London Metropolitan Police seize £180 million in cryptocurrency (Image Credit: Kyle Bushnell on Unsplash)The London Metropolitan Police has seized £180 million ($249 million) in cryptocurrency. It surpasses the previous record of £114 million ($158 million) set just three weeks ago. Importantly, the police have seized control of both the crypto wallets and associated passwords in both cases. It means that the criminals involved have not just lost access to their funds but that the police have recovered them.

Both seizures come from a 39-year-old woman who was arrested for money laundering on June 24th. She has been questioned about both offences and has been bailed to attend court at a later date. That she was unable to dispose of the funds in the second wallet when out on bail suggests that the wallet was stored on computers and other devices seized by the police during their initial raid. It raises the spectre of more cryptocurrency funds being discovered as the police continue to search those devices.
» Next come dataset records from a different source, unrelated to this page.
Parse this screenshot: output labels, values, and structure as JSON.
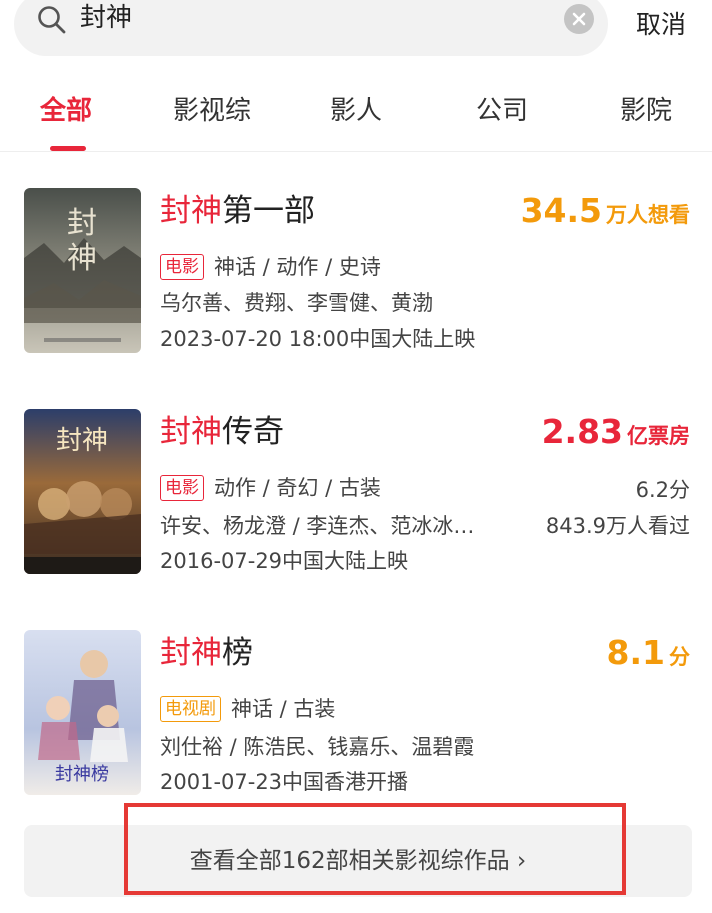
{
  "search": {
    "query": "封神",
    "cancel_label": "取消",
    "icons": {
      "search": "search-icon",
      "clear": "clear-icon"
    }
  },
  "tabs": [
    {
      "label": "全部",
      "active": true
    },
    {
      "label": "影视综",
      "active": false
    },
    {
      "label": "影人",
      "active": false
    },
    {
      "label": "公司",
      "active": false
    },
    {
      "label": "影院",
      "active": false
    }
  ],
  "results": [
    {
      "title_highlight": "封神",
      "title_rest": "第一部",
      "metric_value": "34.5",
      "metric_unit": "万人想看",
      "metric_color": "#f39a0b",
      "badge": "电影",
      "genres": "神话 / 动作 / 史诗",
      "cast": "乌尔善、费翔、李雪健、黄渤",
      "release": "2023-07-20 18:00中国大陆上映"
    },
    {
      "title_highlight": "封神",
      "title_rest": "传奇",
      "metric_value": "2.83",
      "metric_unit": "亿票房",
      "metric_color": "#e8263a",
      "badge": "电影",
      "genres": "动作 / 奇幻 / 古装",
      "score": "6.2分",
      "cast": "许安、杨龙澄 / 李连杰、范冰冰…",
      "viewers": "843.9万人看过",
      "release": "2016-07-29中国大陆上映"
    },
    {
      "title_highlight": "封神",
      "title_rest": "榜",
      "metric_value": "8.1",
      "metric_unit": "分",
      "metric_color": "#f39a0b",
      "badge": "电视剧",
      "genres": "神话 / 古装",
      "cast": "刘仕裕 / 陈浩民、钱嘉乐、温碧霞",
      "release": "2001-07-23中国香港开播"
    }
  ],
  "view_all": {
    "label": "查看全部162部相关影视综作品 ›"
  },
  "colors": {
    "accent_red": "#e8263a",
    "accent_orange": "#f39a0b",
    "annotation_box": "#e53935"
  }
}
Detective Constable Joe Ryan said: “Less than a month ago we successfully seized £114 million in cryptocurrency. Our investigation since then has been complex and wide-ranging. We have worked hard to trace this money and identify the criminality it may be linked to. Today’s seizure is another significant landmark in this investigation which will continue for months to come as we hone in on those at the centre of this suspected money laundering operation.”

Enterprise Times: What does this mean?

This is good work by the Metropolitan Police unit involved. It shows the benefit of intelligence-led operations and how the seizure of technology can lead to further successes. While the focus here is on cryptocurrency, they will gather other intelligence. Part of that will be around how the money was being moved around to clean it. In cryptocurrency terms, that means mixing and tumbling it to disguise where the funds are coming from and going.

It is also likely that the UK will look at any cryptocurrency dealers involved. Last month the Financial Conduct Authority reported that a large number of companies had withdrawn from its TRR scheme. It said: “A significantly high number of businesses are not meeting the required standards under the Money Laundering Regulations. This has resulted in an unprecedented number of businesses withdrawing their applications.” If any other dealers are implicated in this current case, they will also face FCA action.

This latest seizure brings the total from this investigation to £294 million ($407 million). It is one of the largest ever seizures of cryptocurrency from any criminal organisation around the globe. What is not known is what will happen to the funds. Once any court case is over, if a confiscation order is granted, they will likely be put up for auction, as happens with other seized assets. Given the volatility of the cryptocurrency markets, the final total will not be known until after the auction.